Symptomatic Alzheimer’s disease (AD) and depression have both been shown to increase crash risk. We looked at 131 older adults with normal memory and thinking. Each participant had an assessment of their memory and thinking, along with a driving test and completion of various questionnaires. Additionally, cerebrospinal fluid was collected (CSF) and/or PET amyloid brain imaging was obtained as a biomarker (physical sign) of preclinical AD.

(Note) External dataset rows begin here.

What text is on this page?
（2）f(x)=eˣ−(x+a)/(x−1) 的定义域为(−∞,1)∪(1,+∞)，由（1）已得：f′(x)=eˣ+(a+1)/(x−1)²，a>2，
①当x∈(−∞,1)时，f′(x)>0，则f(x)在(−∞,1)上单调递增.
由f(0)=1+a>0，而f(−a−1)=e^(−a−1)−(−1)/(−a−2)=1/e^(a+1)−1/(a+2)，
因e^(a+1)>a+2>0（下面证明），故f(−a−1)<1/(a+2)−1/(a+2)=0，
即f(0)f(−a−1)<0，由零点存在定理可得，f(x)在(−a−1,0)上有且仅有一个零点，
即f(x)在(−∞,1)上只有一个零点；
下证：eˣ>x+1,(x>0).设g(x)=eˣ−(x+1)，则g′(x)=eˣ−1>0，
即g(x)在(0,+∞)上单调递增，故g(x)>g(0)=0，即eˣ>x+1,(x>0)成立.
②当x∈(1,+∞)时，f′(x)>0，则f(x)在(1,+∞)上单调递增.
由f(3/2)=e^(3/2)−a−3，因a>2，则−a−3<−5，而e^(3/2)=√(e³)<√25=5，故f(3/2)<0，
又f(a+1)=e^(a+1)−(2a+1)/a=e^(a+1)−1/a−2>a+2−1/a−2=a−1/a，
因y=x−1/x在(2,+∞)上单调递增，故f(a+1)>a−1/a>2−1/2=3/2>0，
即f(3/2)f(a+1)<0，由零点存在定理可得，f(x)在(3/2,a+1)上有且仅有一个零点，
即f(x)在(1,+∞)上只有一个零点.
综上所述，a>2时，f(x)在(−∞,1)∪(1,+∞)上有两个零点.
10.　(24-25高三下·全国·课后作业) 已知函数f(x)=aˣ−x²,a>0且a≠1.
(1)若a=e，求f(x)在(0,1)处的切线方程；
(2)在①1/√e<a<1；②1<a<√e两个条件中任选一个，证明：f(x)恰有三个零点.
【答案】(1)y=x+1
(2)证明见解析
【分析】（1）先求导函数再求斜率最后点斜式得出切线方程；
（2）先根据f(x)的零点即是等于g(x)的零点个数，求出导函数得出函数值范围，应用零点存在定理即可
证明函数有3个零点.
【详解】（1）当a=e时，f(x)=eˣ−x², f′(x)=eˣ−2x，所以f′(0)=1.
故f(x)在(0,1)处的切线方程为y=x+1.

We wanted to see whether a depression diagnosis, antidepressant use, and preclinical AD are associated with driving decline. We found that a depression diagnosis was associated with faster time to receive a marginal or fail rating on the driving test. A depression diagnosis and preclinical AD biomarkers were also associated with driving performance, as were depression diagnosis and antidepressant use. Having depressive symptoms, without a depression diagnosis, was not a significant predictor of driving performance, however. While, as previously shown, preclinical AD alone predicts a faster time to receiving a marginal/fail rating, these results suggest that also having a diagnosis of depression accelerates the onset of driving problems in cognitively normal older adults.

While, as previously shown, preclinical AD alone predicts a faster time to receiving a marginal/fail rating, these results suggest that also having a diagnosis of depression accelerates the onset of driving problems in cognitively normal older adults.